Exploring the Experience of Organizational Transformation:
Contrasting Episodic Change with Continuous Change
Diane K. Norbutus
Organizations are faced with extraordinary diversity, ambiguity, turbulence, information overload, and, in sum, continuous complex change. A distinction in the organizational change and development literature has been made between episodic and continuous change. Episodic organizational change is conceptualized from a macro-level view as periods of equilibrium where organizations, seen as systems, maintain the status quo until a discontinuous change occurs that is created by intention and requires outside intervention (Weick & Quinn, 1999). Continuous organizational change is conceptualized from a micro-level view where change is evolving and continuous. Change is always emerging and requires neither intention nor outside intervention (Weick & Quinn). In this second case, change is conceptualized as endless patterns of emerging social practice and modifications of work processes (Stacey, 2001, 2003, 2007; Stacey, Griffin, & Shaw, 2000). These two perspectives provide different ways to understand change and present different implications for fostering and leading organizational change. This study examined the differences that each perspective presented in describing and understanding the processes of change/transformation in a single organization.
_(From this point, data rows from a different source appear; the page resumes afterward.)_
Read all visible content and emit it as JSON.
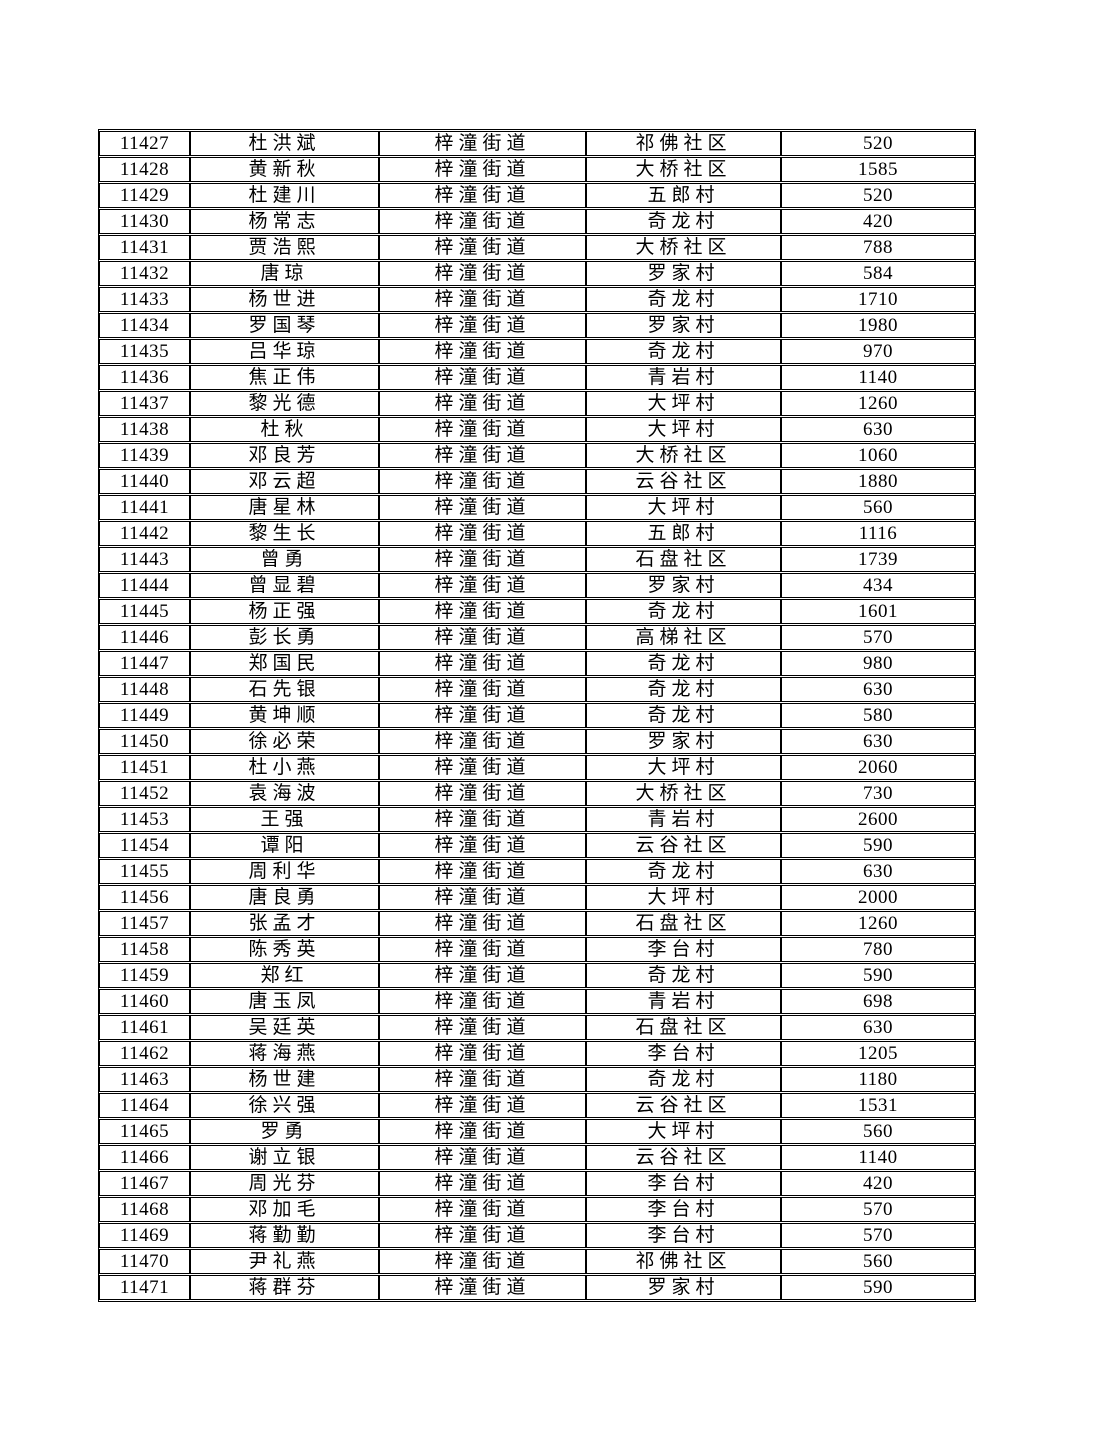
{
  "document": {
    "background_color": "#ffffff",
    "text_color": "#000000",
    "border_color": "#000000"
  },
  "table": {
    "column_keys": [
      "serial",
      "name",
      "street",
      "village",
      "amount"
    ],
    "first_serial": "11427",
    "last_serial": "11471",
    "rows": [
      [
        "11427",
        "杜洪斌",
        "梓潼街道",
        "祁佛社区",
        "520"
      ],
      [
        "11428",
        "黄新秋",
        "梓潼街道",
        "大桥社区",
        "1585"
      ],
      [
        "11429",
        "杜建川",
        "梓潼街道",
        "五郎村",
        "520"
      ],
      [
        "11430",
        "杨常志",
        "梓潼街道",
        "奇龙村",
        "420"
      ],
      [
        "11431",
        "贾浩熙",
        "梓潼街道",
        "大桥社区",
        "788"
      ],
      [
        "11432",
        "唐琼",
        "梓潼街道",
        "罗家村",
        "584"
      ],
      [
        "11433",
        "杨世进",
        "梓潼街道",
        "奇龙村",
        "1710"
      ],
      [
        "11434",
        "罗国琴",
        "梓潼街道",
        "罗家村",
        "1980"
      ],
      [
        "11435",
        "吕华琼",
        "梓潼街道",
        "奇龙村",
        "970"
      ],
      [
        "11436",
        "焦正伟",
        "梓潼街道",
        "青岩村",
        "1140"
      ],
      [
        "11437",
        "黎光德",
        "梓潼街道",
        "大坪村",
        "1260"
      ],
      [
        "11438",
        "杜秋",
        "梓潼街道",
        "大坪村",
        "630"
      ],
      [
        "11439",
        "邓良芳",
        "梓潼街道",
        "大桥社区",
        "1060"
      ],
      [
        "11440",
        "邓云超",
        "梓潼街道",
        "云谷社区",
        "1880"
      ],
      [
        "11441",
        "唐星林",
        "梓潼街道",
        "大坪村",
        "560"
      ],
      [
        "11442",
        "黎生长",
        "梓潼街道",
        "五郎村",
        "1116"
      ],
      [
        "11443",
        "曾勇",
        "梓潼街道",
        "石盘社区",
        "1739"
      ],
      [
        "11444",
        "曾显碧",
        "梓潼街道",
        "罗家村",
        "434"
      ],
      [
        "11445",
        "杨正强",
        "梓潼街道",
        "奇龙村",
        "1601"
      ],
      [
        "11446",
        "彭长勇",
        "梓潼街道",
        "高梯社区",
        "570"
      ],
      [
        "11447",
        "郑国民",
        "梓潼街道",
        "奇龙村",
        "980"
      ],
      [
        "11448",
        "石先银",
        "梓潼街道",
        "奇龙村",
        "630"
      ],
      [
        "11449",
        "黄坤顺",
        "梓潼街道",
        "奇龙村",
        "580"
      ],
      [
        "11450",
        "徐必荣",
        "梓潼街道",
        "罗家村",
        "630"
      ],
      [
        "11451",
        "杜小燕",
        "梓潼街道",
        "大坪村",
        "2060"
      ],
      [
        "11452",
        "袁海波",
        "梓潼街道",
        "大桥社区",
        "730"
      ],
      [
        "11453",
        "王强",
        "梓潼街道",
        "青岩村",
        "2600"
      ],
      [
        "11454",
        "谭阳",
        "梓潼街道",
        "云谷社区",
        "590"
      ],
      [
        "11455",
        "周利华",
        "梓潼街道",
        "奇龙村",
        "630"
      ],
      [
        "11456",
        "唐良勇",
        "梓潼街道",
        "大坪村",
        "2000"
      ],
      [
        "11457",
        "张孟才",
        "梓潼街道",
        "石盘社区",
        "1260"
      ],
      [
        "11458",
        "陈秀英",
        "梓潼街道",
        "李台村",
        "780"
      ],
      [
        "11459",
        "郑红",
        "梓潼街道",
        "奇龙村",
        "590"
      ],
      [
        "11460",
        "唐玉凤",
        "梓潼街道",
        "青岩村",
        "698"
      ],
      [
        "11461",
        "吴廷英",
        "梓潼街道",
        "石盘社区",
        "630"
      ],
      [
        "11462",
        "蒋海燕",
        "梓潼街道",
        "李台村",
        "1205"
      ],
      [
        "11463",
        "杨世建",
        "梓潼街道",
        "奇龙村",
        "1180"
      ],
      [
        "11464",
        "徐兴强",
        "梓潼街道",
        "云谷社区",
        "1531"
      ],
      [
        "11465",
        "罗勇",
        "梓潼街道",
        "大坪村",
        "560"
      ],
      [
        "11466",
        "谢立银",
        "梓潼街道",
        "云谷社区",
        "1140"
      ],
      [
        "11467",
        "周光芬",
        "梓潼街道",
        "李台村",
        "420"
      ],
      [
        "11468",
        "邓加毛",
        "梓潼街道",
        "李台村",
        "570"
      ],
      [
        "11469",
        "蒋勤勤",
        "梓潼街道",
        "李台村",
        "570"
      ],
      [
        "11470",
        "尹礼燕",
        "梓潼街道",
        "祁佛社区",
        "560"
      ],
      [
        "11471",
        "蒋群芬",
        "梓潼街道",
        "罗家村",
        "590"
      ]
    ]
  }
}
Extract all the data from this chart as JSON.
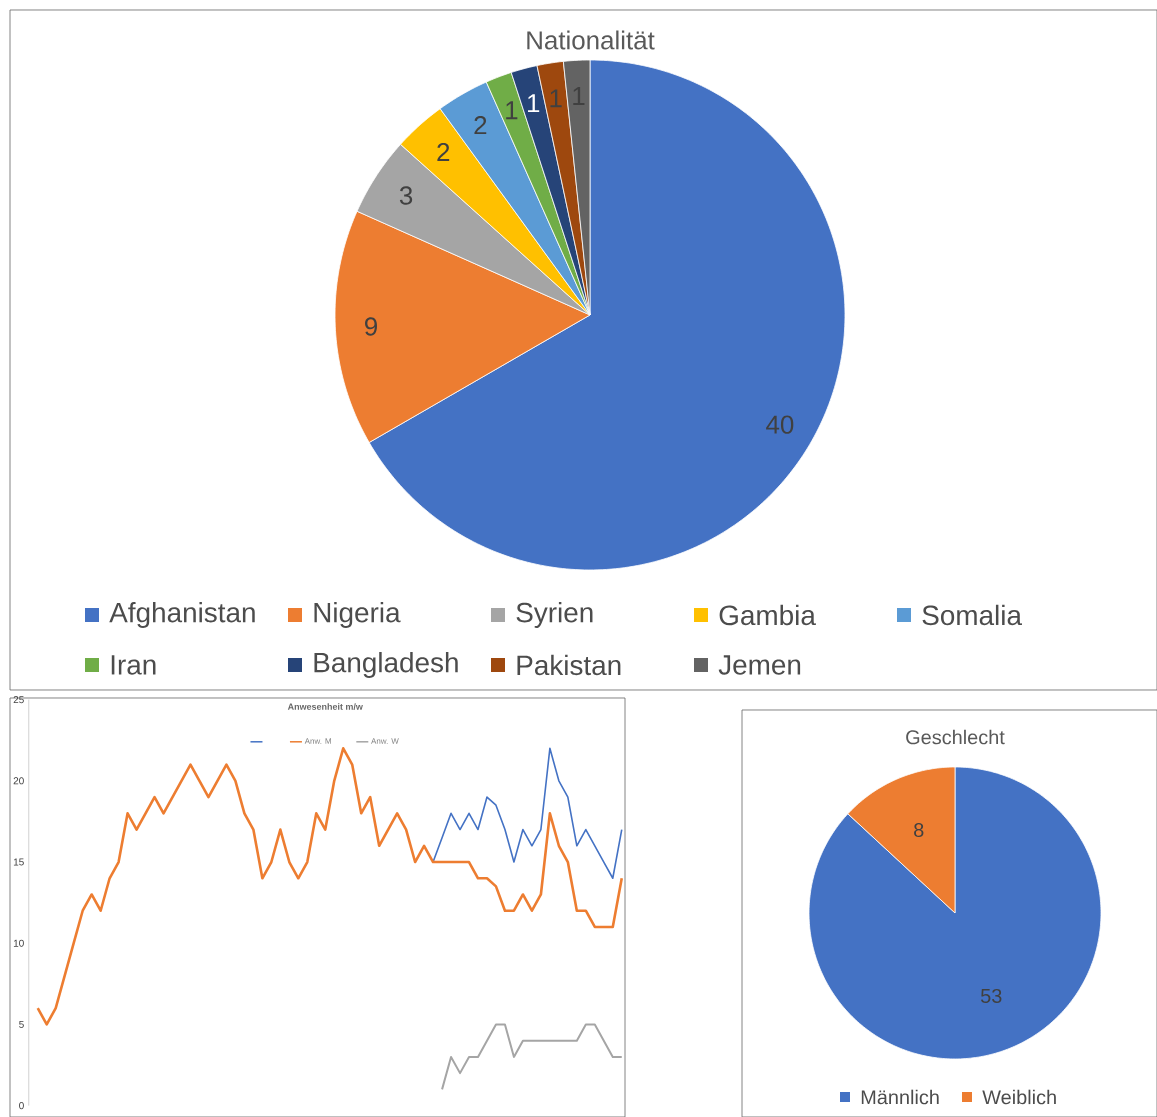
{
  "chart_data": [
    {
      "type": "pie",
      "title": "Nationalität",
      "categories": [
        "Afghanistan",
        "Nigeria",
        "Syrien",
        "Gambia",
        "Somalia",
        "Iran",
        "Bangladesh",
        "Pakistan",
        "Jemen"
      ],
      "values": [
        40,
        9,
        3,
        2,
        2,
        1,
        1,
        1,
        1
      ],
      "colors": [
        "#4472c4",
        "#ed7d31",
        "#a5a5a5",
        "#ffc000",
        "#5b9bd5",
        "#70ad47",
        "#264478",
        "#9e480e",
        "#636363"
      ],
      "data_labels": true,
      "legend": "bottom"
    },
    {
      "type": "line",
      "title": "**Anwesenheit  m/w**",
      "categories": [
        null,
        null,
        null,
        null,
        null,
        null,
        null,
        null,
        null,
        null,
        null,
        null,
        null,
        null,
        null,
        null,
        null,
        null,
        null,
        null,
        null,
        null,
        null,
        null,
        null,
        null,
        null,
        null,
        null,
        null,
        null,
        null,
        null,
        null,
        null,
        null,
        null,
        null,
        null,
        null,
        null,
        null,
        null,
        null,
        null,
        null,
        null,
        null,
        null,
        null,
        null,
        null,
        null,
        null,
        null,
        null,
        null,
        null,
        null,
        null,
        null,
        null,
        null,
        null,
        null,
        null
      ],
      "series": [
        {
          "color": "#4472c4",
          "values": [
            null,
            null,
            null,
            null,
            null,
            null,
            null,
            null,
            null,
            null,
            null,
            null,
            null,
            null,
            null,
            null,
            null,
            null,
            null,
            null,
            null,
            null,
            null,
            null,
            null,
            null,
            null,
            null,
            null,
            null,
            null,
            null,
            null,
            null,
            null,
            null,
            null,
            null,
            null,
            null,
            null,
            null,
            null,
            null,
            15,
            16.5,
            18,
            17,
            18,
            17,
            19,
            18.5,
            17,
            15,
            17,
            16,
            17,
            22,
            20,
            19,
            16,
            17,
            16,
            15,
            14,
            17
          ]
        },
        {
          "name": "Anw. M",
          "color": "#ed7d31",
          "values": [
            6,
            5,
            6,
            8,
            10,
            12,
            13,
            12,
            14,
            15,
            18,
            17,
            18,
            19,
            18,
            19,
            20,
            21,
            20,
            19,
            20,
            21,
            20,
            18,
            17,
            14,
            15,
            17,
            15,
            14,
            15,
            18,
            17,
            20,
            22,
            21,
            18,
            19,
            16,
            17,
            18,
            17,
            15,
            16,
            15,
            15,
            15,
            15,
            15,
            14,
            14,
            13.5,
            12,
            12,
            13,
            12,
            13,
            18,
            16,
            15,
            12,
            12,
            11,
            11,
            11,
            14
          ]
        },
        {
          "name": "Anw. W",
          "color": "#a5a5a5",
          "values": [
            null,
            null,
            null,
            null,
            null,
            null,
            null,
            null,
            null,
            null,
            null,
            null,
            null,
            null,
            null,
            null,
            null,
            null,
            null,
            null,
            null,
            null,
            null,
            null,
            null,
            null,
            null,
            null,
            null,
            null,
            null,
            null,
            null,
            null,
            null,
            null,
            null,
            null,
            null,
            null,
            null,
            null,
            null,
            null,
            null,
            1,
            3,
            2,
            3,
            3,
            4,
            5,
            5,
            3,
            4,
            4,
            4,
            4,
            4,
            4,
            4,
            5,
            5,
            4,
            3,
            3
          ]
        }
      ],
      "ylim": [
        0,
        25
      ],
      "yticks": [
        0,
        5,
        10,
        15,
        20,
        25
      ],
      "legend": "top"
    },
    {
      "type": "pie",
      "title": "Geschlecht",
      "categories": [
        "Männlich",
        "Weiblich"
      ],
      "values": [
        53,
        8
      ],
      "colors": [
        "#4472c4",
        "#ed7d31"
      ],
      "data_labels": true,
      "legend": "bottom"
    }
  ]
}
It was found that continuous organizational change has greater explanatory power to help in understanding the Joint Warfighing Center (JWFC) 2005-2006 reorganization experience. The continuous change model explains how organizational change happens from a micro-perspective, continuously through interactions. The structure and direction offered by the episodic change model provides a predictable pattern to reach a pre-defined (known) goal thus can provide a blueprint of the macro patterns to be reinforced while insights from the continuous change model can guide moment to moment action. However, when something transformative (new) is the goal and it is not known in advance, the continuous change model is all one has. The structure and direction offered by the episodic model is, in this situation, not applicable. The continuous perspective offers an important new way to think about organizational change and leadership.